Who killed Mopane? Hunt on for Philip Smith who shot lion and made him suffer for 24 hours
An unnamed hunter killed beloved Mopane on August 5, close to where Cecil the lion was killed in 2015, triggering outrage in Zimbabwe
A nationwide hunt has begun in Zimbabwe after an American hunter has been accused of killing Mopane, a male lion that was the head of two prides. Some local websites and conservation groups have named the hunter, as a man from Missouri. He is believed to have killed Mopane very close to where Cecil died. The incident, which took place at Hwange National Park, is reported to have occurred August 5.
Lion hunting, while banned in some parts of the world is still an immensely popular sport for many. In 2019, we reported on the death of Pero Jelenic, a Croatian trophy hunter who was killed by a stray bullet while attempting to hunt a lion in South Africa. In March that year, Franchesca Esplin was forced to delete her social media presence after uploading a bloody photo with a dead mountain lion, she bragged she killed. It's not just hunters that are killing the animals. The 2019 heatwave killed Sheba the lioness at a Noth Carolina sanctuary.
Hunters, however, remain the biggest threat to the big cats.
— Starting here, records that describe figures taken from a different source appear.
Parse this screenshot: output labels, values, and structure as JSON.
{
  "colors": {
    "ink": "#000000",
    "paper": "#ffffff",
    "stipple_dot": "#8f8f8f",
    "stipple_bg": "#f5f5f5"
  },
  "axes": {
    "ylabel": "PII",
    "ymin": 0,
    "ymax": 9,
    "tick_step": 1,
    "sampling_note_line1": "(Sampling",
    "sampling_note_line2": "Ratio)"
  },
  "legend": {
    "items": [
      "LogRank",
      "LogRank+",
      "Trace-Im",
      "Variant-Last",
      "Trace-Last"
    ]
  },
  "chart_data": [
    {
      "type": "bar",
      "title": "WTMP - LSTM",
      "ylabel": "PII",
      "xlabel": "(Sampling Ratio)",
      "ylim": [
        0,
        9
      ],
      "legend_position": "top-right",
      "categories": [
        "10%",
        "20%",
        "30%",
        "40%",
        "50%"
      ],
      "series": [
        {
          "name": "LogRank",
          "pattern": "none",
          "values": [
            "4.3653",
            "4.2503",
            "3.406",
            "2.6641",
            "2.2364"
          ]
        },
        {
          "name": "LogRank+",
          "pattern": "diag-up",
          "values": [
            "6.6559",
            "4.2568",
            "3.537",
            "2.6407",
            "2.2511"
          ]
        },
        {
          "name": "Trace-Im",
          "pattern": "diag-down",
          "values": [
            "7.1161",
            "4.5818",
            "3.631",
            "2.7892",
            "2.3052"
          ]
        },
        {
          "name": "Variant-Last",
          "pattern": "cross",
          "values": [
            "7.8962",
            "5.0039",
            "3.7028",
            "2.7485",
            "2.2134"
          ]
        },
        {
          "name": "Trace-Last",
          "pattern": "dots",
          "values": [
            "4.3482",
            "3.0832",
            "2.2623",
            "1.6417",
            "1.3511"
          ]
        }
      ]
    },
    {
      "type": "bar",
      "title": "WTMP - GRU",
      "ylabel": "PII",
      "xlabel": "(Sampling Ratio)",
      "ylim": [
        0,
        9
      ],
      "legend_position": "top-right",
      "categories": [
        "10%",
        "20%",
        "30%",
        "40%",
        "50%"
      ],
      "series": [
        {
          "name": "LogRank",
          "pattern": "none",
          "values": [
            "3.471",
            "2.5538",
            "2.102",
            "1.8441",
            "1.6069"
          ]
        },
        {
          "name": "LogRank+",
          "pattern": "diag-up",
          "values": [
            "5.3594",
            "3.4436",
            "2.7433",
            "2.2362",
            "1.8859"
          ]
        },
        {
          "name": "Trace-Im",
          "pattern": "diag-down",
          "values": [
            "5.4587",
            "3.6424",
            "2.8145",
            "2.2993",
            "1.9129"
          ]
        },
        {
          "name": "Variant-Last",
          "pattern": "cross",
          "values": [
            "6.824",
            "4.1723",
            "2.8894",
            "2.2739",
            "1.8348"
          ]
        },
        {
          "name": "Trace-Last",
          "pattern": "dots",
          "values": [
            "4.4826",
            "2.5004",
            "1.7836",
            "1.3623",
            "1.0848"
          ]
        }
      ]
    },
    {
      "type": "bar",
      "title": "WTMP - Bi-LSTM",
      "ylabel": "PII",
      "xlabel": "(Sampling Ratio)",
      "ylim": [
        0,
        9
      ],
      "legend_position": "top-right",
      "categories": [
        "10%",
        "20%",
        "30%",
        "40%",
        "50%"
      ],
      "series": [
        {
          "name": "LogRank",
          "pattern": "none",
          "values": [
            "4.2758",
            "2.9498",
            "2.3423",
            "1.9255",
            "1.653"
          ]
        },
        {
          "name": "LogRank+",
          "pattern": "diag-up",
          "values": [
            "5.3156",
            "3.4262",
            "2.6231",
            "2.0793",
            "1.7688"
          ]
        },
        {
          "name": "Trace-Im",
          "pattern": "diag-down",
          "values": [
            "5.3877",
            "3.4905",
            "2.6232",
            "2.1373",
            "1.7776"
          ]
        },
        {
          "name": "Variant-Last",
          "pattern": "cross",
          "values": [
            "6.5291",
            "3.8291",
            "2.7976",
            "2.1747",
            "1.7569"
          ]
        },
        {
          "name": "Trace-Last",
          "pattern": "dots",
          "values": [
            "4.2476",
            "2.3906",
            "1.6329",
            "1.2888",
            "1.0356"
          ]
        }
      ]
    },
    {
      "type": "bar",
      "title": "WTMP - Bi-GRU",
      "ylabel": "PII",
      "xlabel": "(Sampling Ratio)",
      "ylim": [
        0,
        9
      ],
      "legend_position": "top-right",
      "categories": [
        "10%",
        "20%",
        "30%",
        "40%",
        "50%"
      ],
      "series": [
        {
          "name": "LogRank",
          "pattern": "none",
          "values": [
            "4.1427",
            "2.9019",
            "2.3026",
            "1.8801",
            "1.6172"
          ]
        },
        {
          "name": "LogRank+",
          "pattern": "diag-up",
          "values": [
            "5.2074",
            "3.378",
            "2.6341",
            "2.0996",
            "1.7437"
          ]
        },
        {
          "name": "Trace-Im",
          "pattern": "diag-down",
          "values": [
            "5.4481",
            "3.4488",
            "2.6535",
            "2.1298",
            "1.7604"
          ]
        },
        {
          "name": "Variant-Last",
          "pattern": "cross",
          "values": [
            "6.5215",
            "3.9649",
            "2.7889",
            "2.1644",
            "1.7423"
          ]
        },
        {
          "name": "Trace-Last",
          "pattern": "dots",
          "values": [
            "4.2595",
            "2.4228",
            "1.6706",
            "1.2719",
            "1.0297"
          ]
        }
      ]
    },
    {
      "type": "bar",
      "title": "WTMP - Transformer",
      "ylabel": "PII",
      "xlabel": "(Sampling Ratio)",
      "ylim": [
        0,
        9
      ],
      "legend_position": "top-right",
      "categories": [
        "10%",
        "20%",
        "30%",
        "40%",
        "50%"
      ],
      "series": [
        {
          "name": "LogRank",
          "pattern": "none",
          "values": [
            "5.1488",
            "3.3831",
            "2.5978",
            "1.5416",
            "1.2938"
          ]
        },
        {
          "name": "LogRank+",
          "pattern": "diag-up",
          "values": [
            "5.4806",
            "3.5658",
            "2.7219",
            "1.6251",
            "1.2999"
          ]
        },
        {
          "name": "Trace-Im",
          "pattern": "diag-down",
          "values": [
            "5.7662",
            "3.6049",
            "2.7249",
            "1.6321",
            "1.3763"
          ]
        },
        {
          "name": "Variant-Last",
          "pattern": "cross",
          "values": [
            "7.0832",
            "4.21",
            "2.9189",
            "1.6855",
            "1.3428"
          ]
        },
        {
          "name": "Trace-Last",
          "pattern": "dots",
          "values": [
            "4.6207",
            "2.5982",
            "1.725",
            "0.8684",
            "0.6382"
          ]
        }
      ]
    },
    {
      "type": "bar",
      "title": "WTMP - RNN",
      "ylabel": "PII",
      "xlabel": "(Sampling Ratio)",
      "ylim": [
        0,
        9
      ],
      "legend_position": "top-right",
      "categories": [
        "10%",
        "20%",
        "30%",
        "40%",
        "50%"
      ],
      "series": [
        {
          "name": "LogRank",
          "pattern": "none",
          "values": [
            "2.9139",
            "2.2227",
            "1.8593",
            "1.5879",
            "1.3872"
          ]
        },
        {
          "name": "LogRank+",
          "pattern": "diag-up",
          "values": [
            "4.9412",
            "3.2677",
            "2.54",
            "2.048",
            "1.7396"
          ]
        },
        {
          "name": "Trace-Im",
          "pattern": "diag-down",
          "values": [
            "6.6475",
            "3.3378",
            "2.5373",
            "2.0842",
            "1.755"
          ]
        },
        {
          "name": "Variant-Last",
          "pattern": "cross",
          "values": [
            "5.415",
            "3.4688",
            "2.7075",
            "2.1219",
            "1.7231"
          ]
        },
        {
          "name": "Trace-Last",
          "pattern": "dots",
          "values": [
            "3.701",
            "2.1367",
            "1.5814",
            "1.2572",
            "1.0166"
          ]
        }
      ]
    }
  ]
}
Data remains scarce, but a 2016 report by Humane Society estimated 5,600 African lions were killed and imported to the US between 2005 and 2014. Few of these hunts have made the news like Palmer's killing of Cecil. Now, the death of Mopane has shocked conservationists, who are on the hunt, literally, for the person responsible.
Who killed Mopane?
The death of Mopane was made news by the Humane Society, via a press release on August 13. "A majestic lion named Mopane was allegedly killed by an American hunter outside of Hwange National Park in Zimbabwe last week," they said. "With his impressive mane, Mopane was well-known to local tour guides and international tourists visiting the area to catch a glimpse of him," the release added. According to the release, Mopane was the head of two prides of lions with another lion named Sidhule. Unfortunately, Sidhule was killed in 2019.
It is believed Mopane was lured out of the park with bait and killed in the same place that Cecil was killed. The Daily Mail reported that Mopane was hunted down by an American tourist, with help from Dennis Nyakane, a guide for South African hunting operator Chattaronga Safaris. Nyakane was reportedly enlisted via Dinguzulu Safaris ZTA, the same operator Palmer hired when he hunted Cecil.
Africa Geographic provided further details on the death of Mopane, including the identity of the hunter. According to the group Campaign to Ban Trophy Hunting, the hunter is Phillip Smith, a "professional hunter" from Columbia, Missouri. He is reportedly a physical therapist. According to a LinkedIn profile matching that description, Smith appears to be the CEO of Peak Sport and Spine, a physical therapy center. We could not confirm if Smith is actually responsible, but numerous conservation websites identify him as the hunter. We could not find a Facebook or Instagram profile for Smith, so confirm if he loves to hunt.
The website reported that "Mopane did not die immediately. Instead, he apparently spent the next 24 hours wounded, after which time he was finally killed." The site tried to contact Dinguzulu Safaris and Nyakane, but both have not responded to calls. Mopane has reportedly been a popular attraction in the past, with several ads now resurfacing of operators offering the chance to hunt him for as much as $27,450.
Death sparks outrage, concerns
There is now an "international outcry" over Mopane's death, according to Humane Society. "Mopane was a father and played a significant role in his pride. Without him, his pride is now vulnerable to takeover by another male or group of males, which may lead to the killing of the cubs and females in his pride," Kitty Block, president and CEO of the Humane Society said. "The perverse pleasure some people derive from killing iconic animals brought this noble lion’s life to a tragic end. Another trophy hunter spending tens of thousands of dollars on a globe-trotting thrill-to-kill escapade shows humanity at its worst," she added.
Some Hwange tourism stakeholders also issued an anonymous statement to Africa Geographic. "We, as stakeholders in Hwange, are forced to speak anonymously due to imminent threats posed by hunters and ZimParks profiteering from the hunting of lions. We are absolutely devastated by the killing of Mopane... The killing of dominant males on the boundary areas is not conservation. It is unsustainable and will lead to the further demise of an already depleted and dysfunctional lion population," they said.
Between 2009 and 2018, 7,667 lion trophies were traded internationally, including into the U.S. and the European Union the Humane Society noted. As of now, there are an estimated 20,000 mature lions in the wild, but that number could sharply reduce as hunting trips become more frequent. To make matters worse, trophy hunting is not illegal in Zimbabwe, and hunters can often get licenses to import their kills back to the states via the U.S. Fish and Wildlife Service.